Judging by the number of Lost Pet signs that litter the entrance road to the big housing developments in my area, I'd say this is the most likely explanation for most of the stories.
It tugs the heart strings (awwww, kitty came home) and hints at the supernatural/unknown, so the one in a million that make it get reported.
"Cat failed to learn road crossing skills in time" and "Cat got adopted by family in housing development five miles west" don't make good movies.
I would also guess that the majority of "lost cats" are squashed, and either merged with the roadside or shoveled up before the kiddies can see them. Of course, some just do get lost in some way. In addition to my "cat came back" story above, my mom had a cat that disappeared and turned up weeks later, nearly starved to death, inside a nearby house that had been under construction. He had wandered in just before the builders closed up the house while awaiting materials or something. Cats are very tough and tenacious little beasts.

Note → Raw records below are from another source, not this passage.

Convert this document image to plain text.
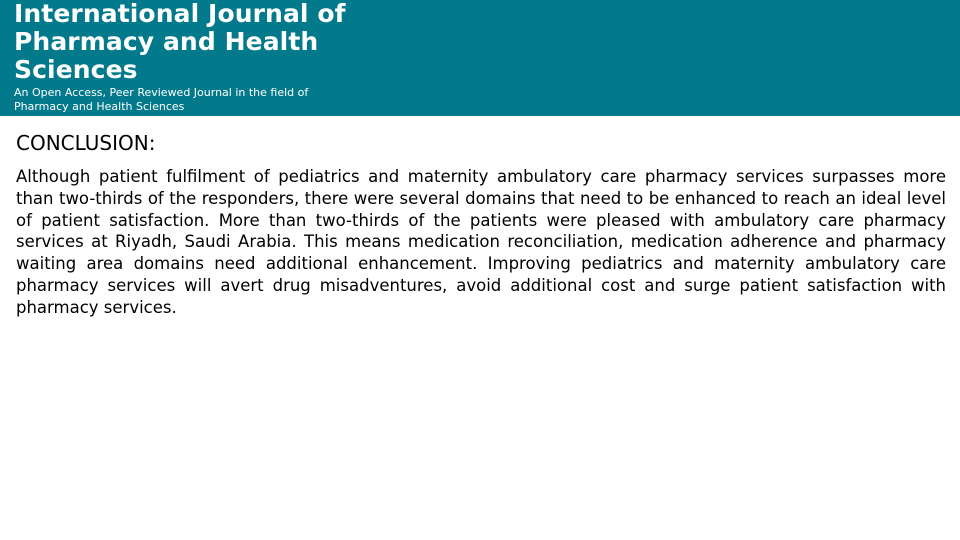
International Journal of Pharmacy and Health Sciences

An Open Access, Peer Reviewed Journal in the field of Pharmacy and Health Sciences

CONCLUSION:

Although patient fulfilment of pediatrics and maternity ambulatory care pharmacy services surpasses more than two-thirds of the responders, there were several domains that need to be enhanced to reach an ideal level of patient satisfaction. More than two-thirds of the patients were pleased with ambulatory care pharmacy services at Riyadh, Saudi Arabia. This means medication reconciliation, medication adherence and pharmacy waiting area domains need additional enhancement. Improving pediatrics and maternity ambulatory care pharmacy services will avert drug misadventures, avoid additional cost and surge patient satisfaction with pharmacy services.
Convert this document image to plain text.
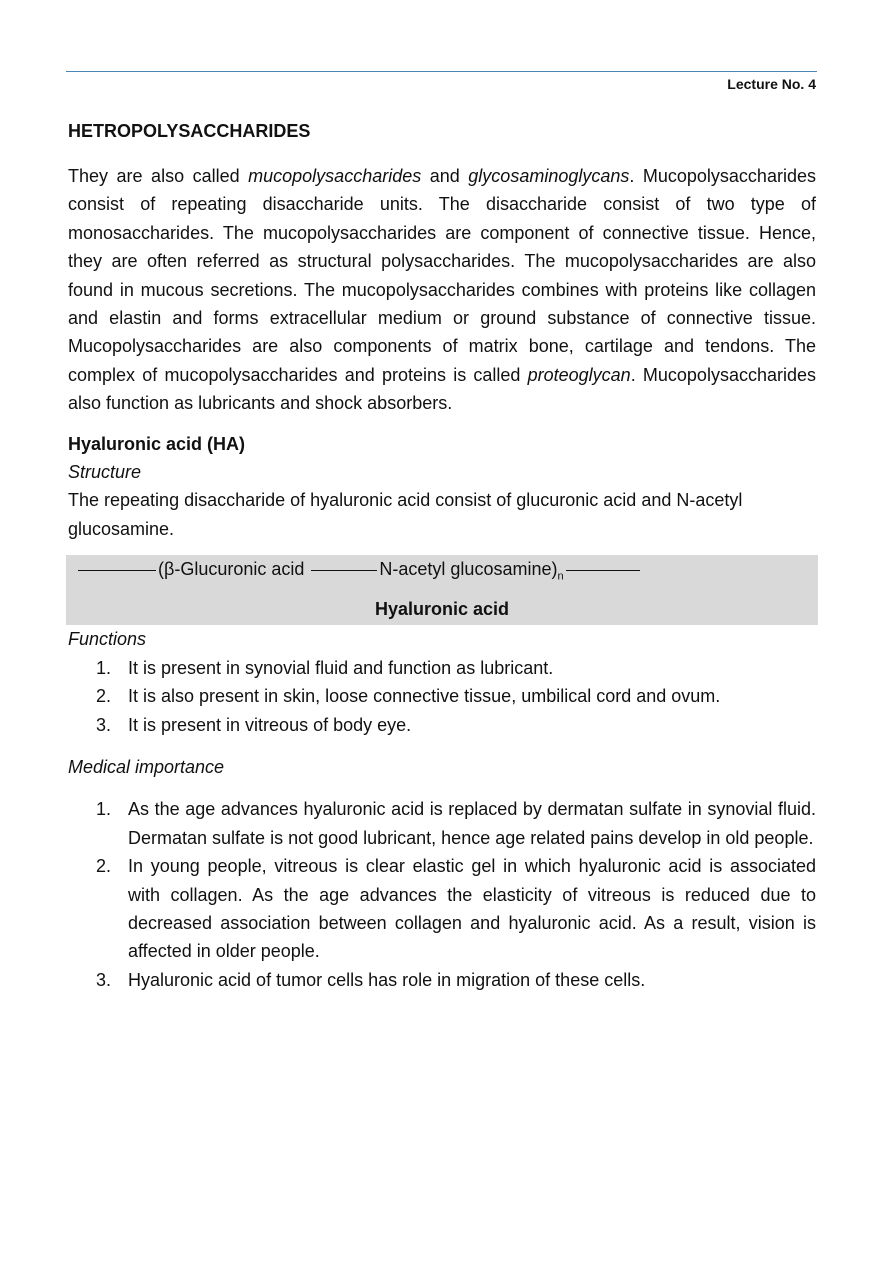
Lecture No. 4
HETROPOLYSACCHARIDES

They are also called mucopolysaccharides and glycosaminoglycans. Mucopolysaccharides consist of repeating disaccharide units. The disaccharide consist of two type of monosaccharides. The mucopolysaccharides are component of connective tissue. Hence, they are often referred as structural polysaccharides. The mucopolysaccharides are also found in mucous secretions. The mucopolysaccharides combines with proteins like collagen and elastin and forms extracellular medium or ground substance of connective tissue. Mucopolysaccharides are also components of matrix bone, cartilage and tendons. The complex of mucopolysaccharides and proteins is called proteoglycan. Mucopolysaccharides also function as lubricants and shock absorbers.

Hyaluronic acid (HA)

Structure

The repeating disaccharide of hyaluronic acid consist of glucuronic acid and N-acetyl glucosamine.

(β-Glucuronic acid	N-acetyl $glucosamine)_n$
Hyaluronic acid

Functions

1. It is present in synovial fluid and function as lubricant.
2. It is also present in skin, loose connective tissue, umbilical cord and ovum.
3. It is present in vitreous of body eye.

Medical importance

1. As the age advances hyaluronic acid is replaced by dermatan sulfate in synovial fluid. Dermatan sulfate is not good lubricant, hence age related pains develop in old people.
2. In young people, vitreous is clear elastic gel in which hyaluronic acid is associated with collagen. As the age advances the elasticity of vitreous is reduced due to decreased association between collagen and hyaluronic acid. As a result, vision is affected in older people.
3. Hyaluronic acid of tumor cells has role in migration of these cells.
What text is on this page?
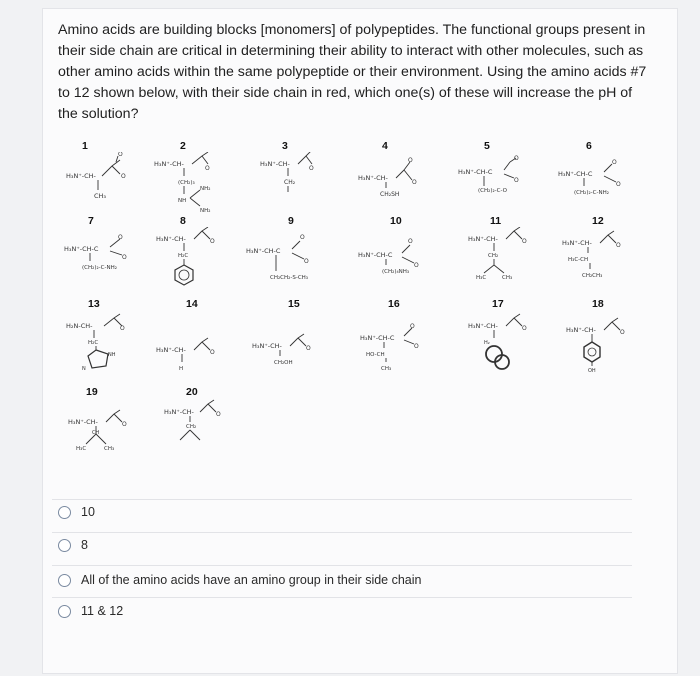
Amino acids are building blocks [monomers] of polypeptides. The functional groups present in their side chain are critical in determining their ability to interact with other molecules, such as other amino acids within the same polypeptide or their environment. Using the amino acids #7 to 12 shown below, with their side chain in red, which one(s) of these will increase the pH of the solution?
1
H₃N⁺-CH-
O
O
CH₃
2
H₃N⁺-CH-
O
(CH₂)₃
NH
NH₂
NH₂
3
H₃N⁺-CH-
O
CH₂
4
H₃N⁺-CH-
O
O
CH₂SH
5
H₃N⁺-CH-C
O
O
(CH₂)₂-C-O
6
H₃N⁺-CH-C
O
O
(CH₂)₂-C-NH₂
7
H₃N⁺-CH-C
O
O
(CH₂)₂-C-NH₂
8
H₃N⁺-CH-	O
H₂C
9
H₃N⁺-CH-C
O
O
CH₂CH₂-S-CH₃
10
H₃N⁺-CH-C
O
O
(CH₂)₄NH₃
11
H₃N⁺-CH-	O
CH₂
H₃C	CH₃
12
H₃N⁺-CH-	O
H₃C-CH
CH₂CH₃
13
H₂N-CH-	O
H₂C
NH
N
14
H₃N⁺-CH-	O
H
15
H₃N⁺-CH-	O
CH₂OH
16
H₃N⁺-CH-C
O
O
HO-CH
CH₃
17
H₃N⁺-CH-	O
H₂
18
H₃N⁺-CH-	O
OH
19
H₃N⁺-CH-	O
CH
H₃C	CH₃
20
H₃N⁺-CH-	O
CH₂
10
8
All of the amino acids have an amino group in their side chain
11 & 12
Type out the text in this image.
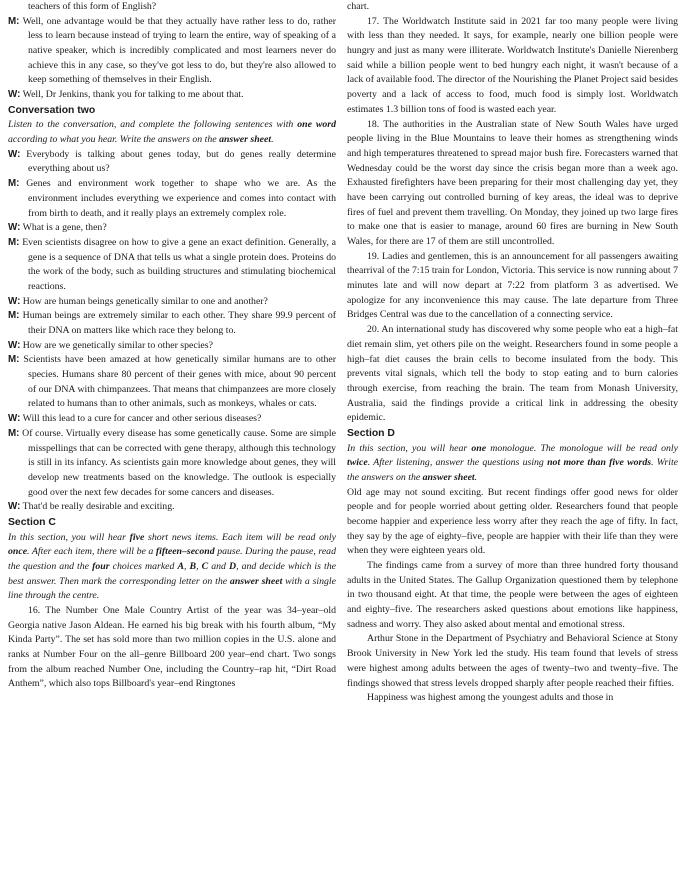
teachers of this form of English?

M: Well, one advantage would be that they actually have rather less to do, rather less to learn because instead of trying to learn the entire, way of speaking of a native speaker, which is incredibly complicated and most learners never do achieve this in any case, so they've got less to do, but they're also allowed to keep something of themselves in their English.

W: Well, Dr Jenkins, thank you for talking to me about that.

Conversation two

Listen to the conversation, and complete the following sentences with one word according to what you hear. Write the answers on the answer sheet.

W: Everybody is talking about genes today, but do genes really determine everything about us?

M: Genes and environment work together to shape who we are. As the environment includes everything we experience and comes into contact with from birth to death, and it really plays an extremely complex role.

W: What is a gene, then?

M: Even scientists disagree on how to give a gene an exact definition. Generally, a gene is a sequence of DNA that tells us what a single protein does. Proteins do the work of the body, such as building structures and stimulating biochemical reactions.

W: How are human beings genetically similar to one and another?

M: Human beings are extremely similar to each other. They share 99.9 percent of their DNA on matters like which race they belong to.

W: How are we genetically similar to other species?

M: Scientists have been amazed at how genetically similar humans are to other species. Humans share 80 percent of their genes with mice, about 90 percent of our DNA with chimpanzees. That means that chimpanzees are more closely related to humans than to other animals, such as monkeys, whales or cats.

W: Will this lead to a cure for cancer and other serious diseases?

M: Of course. Virtually every disease has some genetically cause. Some are simple misspellings that can be corrected with gene therapy, although this technology is still in its infancy. As scientists gain more knowledge about genes, they will develop new treatments based on the knowledge. The outlook is especially good over the next few decades for some cancers and diseases.

W: That'd be really desirable and exciting.

Section C

In this section, you will hear five short news items. Each item will be read only once. After each item, there will be a fifteen–second pause. During the pause, read the question and the four choices marked A, B, C and D, and decide which is the best answer. Then mark the corresponding letter on the answer sheet with a single line through the centre.

16. The Number One Male Country Artist of the year was 34–year–old Georgia native Jason Aldean. He earned his big break with his fourth album, “My Kinda Party”. The set has sold more than two million copies in the U.S. alone and ranks at Number Four on the all–genre Billboard 200 year–end chart. Two songs from the album reached Number One, including the Country–rap hit, “Dirt Road Anthem”, which also tops Billboard's year–end Ringtones

chart.

17. The Worldwatch Institute said in 2021 far too many people were living with less than they needed. It says, for example, nearly one billion people were hungry and just as many were illiterate. Worldwatch Institute's Danielle Nierenberg said while a billion people went to bed hungry each night, it wasn't because of a lack of available food. The director of the Nourishing the Planet Project said besides poverty and a lack of access to food, much food is simply lost. Worldwatch estimates 1.3 billion tons of food is wasted each year.

18. The authorities in the Australian state of New South Wales have urged people living in the Blue Mountains to leave their homes as strengthening winds and high temperatures threatened to spread major bush fire. Forecasters warned that Wednesday could be the worst day since the crisis began more than a week ago. Exhausted firefighters have been preparing for their most challenging day yet, they have been carrying out controlled burning of key areas, the ideal was to deprive fires of fuel and prevent them travelling. On Monday, they joined up two large fires to make one that is easier to manage, around 60 fires are burning in New South Wales, for there are 17 of them are still uncontrolled.

19. Ladies and gentlemen, this is an announcement for all passengers awaiting thearrival of the 7:15 train for London, Victoria. This service is now running about 7 minutes late and will now depart at 7:22 from platform 3 as advertised. We apologize for any inconvenience this may cause. The late departure from Three Bridges Central was due to the cancellation of a connecting service.

20. An international study has discovered why some people who eat a high–fat diet remain slim, yet others pile on the weight. Researchers found in some people a high–fat diet causes the brain cells to become insulated from the body. This prevents vital signals, which tell the body to stop eating and to burn calories through exercise, from reaching the brain. The team from Monash University, Australia, said the findings provide a critical link in addressing the obesity epidemic.

Section D

In this section, you will hear one monologue. The monologue will be read only twice. After listening, answer the questions using not more than five words. Write the answers on the answer sheet.

Old age may not sound exciting. But recent findings offer good news for older people and for people worried about getting older. Researchers found that people become happier and experience less worry after they reach the age of fifty. In fact, they say by the age of eighty–five, people are happier with their life than they were when they were eighteen years old.

The findings came from a survey of more than three hundred forty thousand adults in the United States. The Gallup Organization questioned them by telephone in two thousand eight. At that time, the people were between the ages of eighteen and eighty–five. The researchers asked questions about emotions like happiness, sadness and worry. They also asked about mental and emotional stress.

Arthur Stone in the Department of Psychiatry and Behavioral Science at Stony Brook University in New York led the study. His team found that levels of stress were highest among adults between the ages of twenty–two and twenty–five. The findings showed that stress levels dropped sharply after people reached their fifties.

Happiness was highest among the youngest adults and those in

Cats also vary enormously in their survival skills. I live out in the country, with no cat of my own, but a big pest-filled old barn, which all the neighborhood cats frequent. I can't recall how many squished cat bodies have appeared in front of my place over the last 20 years, but it's pretty clear from that and the changing population that some of them just don't have what it takes. On the other hand, one grizzled old puss came around for years without risk, despite living a quarter mile down the road. Nearly every day we would see him hunting around, often heading home with mouse in mouth, safely crossing the road through the culvert, until he became too old to make the trip, and eventually died of old age.
I have yet
another lost cat story, from my ex wife. She grew up in Switzerland, where I guess people think differently about such things. They had a cat, which "disappeared." Some time later, she was rummaging in her parents' closet, as kids often do, and found the cat's pelt, nicely preserved. There does seem to be more than one way to skin a cat.